Он уже лет пятнадцать исполнял поручения матерого купчины, ни в чем ему не противоречил, пару раз спас его от опрометчивых поступков, и за то его Торцов приблизил к своей особе, считая чуть ли не домочадцем. Даже пошел в крестные отцы к внучку Алексея Александровича – сам вызвался.
Огромный Торцов, сам – рыжий и с рыжей бородищей, и длинный тонкий стряпчий Никаноров гляделись на вид презабавной парочкой, но не до смеха было тому, против кого они объединяли усилия, причем на самой грани законности.
– Так ты же мне и служишь, Алексей Александрович! На совесть служишь! Да у моего конюха Антипки – и то ремесло! Я его прогоню – так он в тот же день к Антроповым наймется, или к Савицким, или к Багровым, под белы рученьки его на конюшню поведут, по ковровой дорожке, потому – он конское слово знает, его кони любят! Знаешь, как его ремесло кормит? Не знаешь? Скажи ему, Алексей Александрович.
– Господин Торцов при мне вексель Антипу подписал, что обязуется в день его, Антипова, венчания выплатить ему в дар сто рублей серебром, – подтвердил старый стряпчий. – И за дело. Таких холеных коней, как у господина Торцова, во всей Вологде нет.
– Вот то-то же! А ты? Никчемный ты человечишка! Я без коней прожить не смогу, потому – мое брюхо на дрожках или там на санях возить надобно, а без французского языка и деды мои, и прадеды век прожили, добра нажили, да и я проживу! И Лизка моя без французского языка замуж выйдет, вон – Олимпиада моя Кондратьевна хвалилась: свахи проходу не дают, двор мой в осаду взяли, вот отдадим Аграфену – Лизкина очередь настанет.
Гриша опустил взгляд, боялся и в лицо Торцову смотреть, а видел только знатное брюхо, расстегнутый жилет и мятую рубаху.
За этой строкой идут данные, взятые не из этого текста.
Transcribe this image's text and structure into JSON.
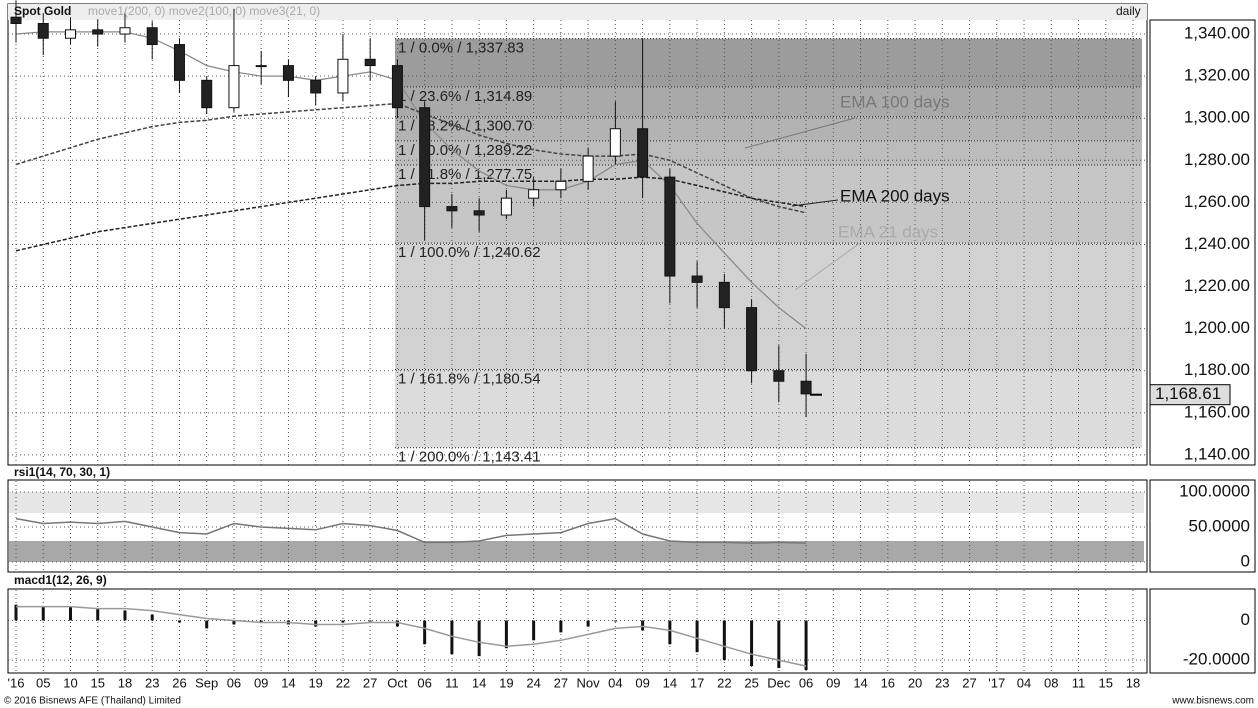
{
  "chart_data": [
    {
      "type": "candlestick",
      "title": "Spot Gold",
      "subtitle": "move1(200, 0) move2(100, 0) move3(21, 0)",
      "period": "daily",
      "categories": [
        "'16",
        "05",
        "10",
        "15",
        "18",
        "23",
        "26",
        "Sep",
        "06",
        "09",
        "14",
        "19",
        "22",
        "27",
        "Oct",
        "06",
        "11",
        "14",
        "19",
        "24",
        "27",
        "Nov",
        "04",
        "09",
        "14",
        "17",
        "22",
        "25",
        "Dec",
        "06",
        "09",
        "14",
        "16",
        "20",
        "23",
        "27",
        "'17",
        "04",
        "08",
        "11",
        "15",
        "18"
      ],
      "open": [
        1348,
        1345,
        1338,
        1342,
        1340,
        1343,
        1335,
        1318,
        1305,
        1325,
        1325,
        1318,
        1312,
        1328,
        1325,
        1305,
        1258,
        1256,
        1254,
        1262,
        1266,
        1270,
        1282,
        1295,
        1272,
        1225,
        1222,
        1210,
        1180,
        1175,
        null,
        null,
        null,
        null,
        null,
        null,
        null,
        null,
        null,
        null,
        null,
        null
      ],
      "high": [
        1356,
        1350,
        1348,
        1347,
        1350,
        1346,
        1338,
        1320,
        1352,
        1332,
        1328,
        1320,
        1340,
        1338,
        1328,
        1308,
        1264,
        1262,
        1266,
        1272,
        1276,
        1286,
        1308,
        1338,
        1276,
        1232,
        1226,
        1214,
        1192,
        1188,
        null,
        null,
        null,
        null,
        null,
        null,
        null,
        null,
        null,
        null,
        null,
        null
      ],
      "low": [
        1336,
        1330,
        1335,
        1334,
        1336,
        1328,
        1312,
        1302,
        1303,
        1316,
        1310,
        1306,
        1308,
        1318,
        1300,
        1242,
        1248,
        1246,
        1252,
        1258,
        1262,
        1266,
        1278,
        1262,
        1212,
        1210,
        1200,
        1174,
        1165,
        1158,
        null,
        null,
        null,
        null,
        null,
        null,
        null,
        null,
        null,
        null,
        null,
        null
      ],
      "close": [
        1345,
        1338,
        1342,
        1340,
        1343,
        1335,
        1318,
        1305,
        1325,
        1325,
        1318,
        1312,
        1328,
        1325,
        1305,
        1258,
        1256,
        1254,
        1262,
        1266,
        1270,
        1282,
        1295,
        1272,
        1225,
        1222,
        1210,
        1180,
        1175,
        1169,
        null,
        null,
        null,
        null,
        null,
        null,
        null,
        null,
        null,
        null,
        null,
        null
      ],
      "series": [
        {
          "name": "EMA 21 days",
          "color": "#8a8a8a",
          "values": [
            1340,
            1341,
            1341,
            1341,
            1341,
            1338,
            1332,
            1325,
            1322,
            1320,
            1320,
            1318,
            1320,
            1322,
            1318,
            1298,
            1285,
            1275,
            1268,
            1266,
            1266,
            1270,
            1278,
            1280,
            1268,
            1250,
            1236,
            1222,
            1210,
            1200,
            null,
            null,
            null,
            null,
            null,
            null,
            null,
            null,
            null,
            null,
            null,
            null
          ]
        },
        {
          "name": "EMA 100 days",
          "color": "#444444",
          "values": [
            1278,
            1282,
            1286,
            1290,
            1293,
            1296,
            1298,
            1299,
            1301,
            1302,
            1303,
            1304,
            1305,
            1306,
            1307,
            1302,
            1297,
            1292,
            1288,
            1285,
            1283,
            1282,
            1282,
            1283,
            1280,
            1274,
            1268,
            1262,
            1258,
            1255,
            null,
            null,
            null,
            null,
            null,
            null,
            null,
            null,
            null,
            null,
            null,
            null
          ]
        },
        {
          "name": "EMA 200 days",
          "color": "#222222",
          "values": [
            1237,
            1240,
            1243,
            1246,
            1248,
            1250,
            1252,
            1254,
            1256,
            1258,
            1260,
            1262,
            1264,
            1266,
            1268,
            1269,
            1269,
            1270,
            1270,
            1270,
            1270,
            1271,
            1271,
            1272,
            1271,
            1268,
            1265,
            1262,
            1260,
            1258,
            null,
            null,
            null,
            null,
            null,
            null,
            null,
            null,
            null,
            null,
            null,
            null
          ]
        }
      ],
      "fib_levels": [
        {
          "value": 1337.83,
          "label": "1 / 0.0% / 1,337.83"
        },
        {
          "value": 1314.89,
          "label": "1 / 23.6% / 1,314.89"
        },
        {
          "value": 1300.7,
          "label": "1 / 38.2% / 1,300.70"
        },
        {
          "value": 1289.22,
          "label": "1 / 50.0% / 1,289.22"
        },
        {
          "value": 1277.75,
          "label": "1 / 61.8% / 1,277.75"
        },
        {
          "value": 1240.62,
          "label": "1 / 100.0% / 1,240.62"
        },
        {
          "value": 1180.54,
          "label": "1 / 161.8% / 1,180.54"
        },
        {
          "value": 1143.41,
          "label": "1 / 200.0% / 1,143.41"
        }
      ],
      "last_price": {
        "value": 1168.61,
        "label": "1,168.61"
      },
      "ylim": [
        1135.2,
        1353.8
      ],
      "yticks": [
        {
          "value": 1340,
          "label": "1,340.00"
        },
        {
          "value": 1320,
          "label": "1,320.00"
        },
        {
          "value": 1300,
          "label": "1,300.00"
        },
        {
          "value": 1280,
          "label": "1,280.00"
        },
        {
          "value": 1260,
          "label": "1,260.00"
        },
        {
          "value": 1240,
          "label": "1,240.00"
        },
        {
          "value": 1220,
          "label": "1,220.00"
        },
        {
          "value": 1200,
          "label": "1,200.00"
        },
        {
          "value": 1180,
          "label": "1,180.00"
        },
        {
          "value": 1160,
          "label": "1,160.00"
        },
        {
          "value": 1140,
          "label": "1,140.00"
        }
      ],
      "grid": true
    },
    {
      "type": "line",
      "title": "rsi1(14, 70, 30, 1)",
      "series": [
        {
          "color": "#777777",
          "values": [
            62,
            55,
            57,
            55,
            58,
            50,
            42,
            40,
            55,
            50,
            48,
            46,
            55,
            52,
            45,
            28,
            28,
            30,
            38,
            40,
            42,
            55,
            62,
            40,
            30,
            28,
            28,
            27,
            28,
            27,
            null,
            null,
            null,
            null,
            null,
            null,
            null,
            null,
            null,
            null,
            null,
            null
          ]
        }
      ],
      "upper_band": [
        70,
        100
      ],
      "lower_band": [
        0,
        30
      ],
      "ylim": [
        -14.3,
        115.7
      ],
      "yticks": [
        {
          "value": 100,
          "label": "100.0000"
        },
        {
          "value": 50,
          "label": "50.0000"
        },
        0
      ],
      "grid": true
    },
    {
      "type": "macd",
      "title": "macd1(12, 26, 9)",
      "series": [
        {
          "color": "#111111",
          "values": [
            8,
            7,
            7,
            6,
            5,
            3,
            -1,
            -4,
            -2,
            -1,
            -2,
            -3,
            -1,
            0,
            -3,
            -12,
            -17,
            -18,
            -14,
            -10,
            -6,
            -3,
            0,
            -5,
            -12,
            -16,
            -20,
            -23,
            -24,
            -25,
            null,
            null,
            null,
            null,
            null,
            null,
            null,
            null,
            null,
            null,
            null,
            null
          ]
        },
        {
          "color": "#999999",
          "values": [
            7,
            7,
            7,
            6,
            6,
            5,
            3,
            1,
            0,
            -1,
            -1,
            -2,
            -2,
            -1,
            -1,
            -4,
            -8,
            -11,
            -13,
            -12,
            -10,
            -7,
            -4,
            -3,
            -5,
            -9,
            -13,
            -17,
            -20,
            -23,
            null,
            null,
            null,
            null,
            null,
            null,
            null,
            null,
            null,
            null,
            null,
            null
          ]
        }
      ],
      "ylim": [
        -26,
        15.4
      ],
      "yticks": [
        0,
        {
          "value": -20,
          "label": "-20.0000"
        }
      ],
      "grid": true
    }
  ],
  "footer": {
    "left": "© 2016 Bisnews AFE (Thailand) Limited",
    "right": "www.bisnews.com"
  }
}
Да еще – толстенную золотую цепь, которая тянулась в кармашек к дорогому хронометру.
– Жених! Ты на себя глянь! Ножонки у тебя – как ниточки, срам смотреть! Как у воробья ножонки! Вот – нога! – Торцов похлопал себя по мощной ляжке. – Ты на сюртучишко свой глянь! В таком сюртучишке только в золотари наниматься, с бочкой ездить да отхожие места чистить! Мало ли я тебе за уроки платил? Ходишь ко мне в обносках, мой дом позоришь. Ну?!
– Африкан Гаврилович, я матушку содержать должен… ей посылаю… – пробормотал Гриша.
– Матушке много ли надо? Скажи уж прямо – ленив и бездельник природный! А туда же, в женихи метишь! К кому? Ко мне, к Торцову! Да тебе и свахе-то заплатить нечем, так ты вон что выдумал – сам себе сваха! Супружница у Лизки все твои цидулки нашла, вчера мы вслух читали – я ржал, как жеребец стоялый!
– Не вините Лизавету Африкановну, она еще дитя, – сказал стряпчий. – Дитяти лестно, когда ему амурные цидулки шлют.
– Шестнадцать, семнадцатый – какое еще дитя? Ее матушку по пятнадцатому году за меня отдали. Да я на Лизку не сержусь. Велел только башмаки у нее забрать, все, чтобы из дому – ни ногой. Лизка – дурочка, да господин Чарский – не дурак! Смекнул, какое приданое может за девкой взять. Что, нет? Да что ж ты стал в пень?!
– Я всем сердцем люблю Лизавету Африкановну! – выкрикнул Гриша, возмутившись тем, что его упрекнули в корыстных намерениях.
– Ого! Экий ты у нас любитель! А коли отдам Лизку без приданого – возьмешь? И чем кормить будешь? Измаранными тетрадками?
– Африкан Гаврилыч, будет тебе, – ласково, будто малому дитяти, сказал стряпчий. – Господин Чарский все понял и впредь к тебе в дом жаловать не изволит. А что ты ему должен – Митька в гимназию отнесет.
Сильно не понравилось лицо молодого учителя опытному Никанорову. Он видел, что еще немного – и Гриша впадет в безумие. А безумие кроткого, почти бессловесного и небогатого человека может оказаться очень опасным. Стряпчий же, недавно уладивший очередную шалость Торцова, спьяну усадившего в трактире полового Степана задом в тарелку со щами, очень не хотел разгребать новые купеческие подвиги.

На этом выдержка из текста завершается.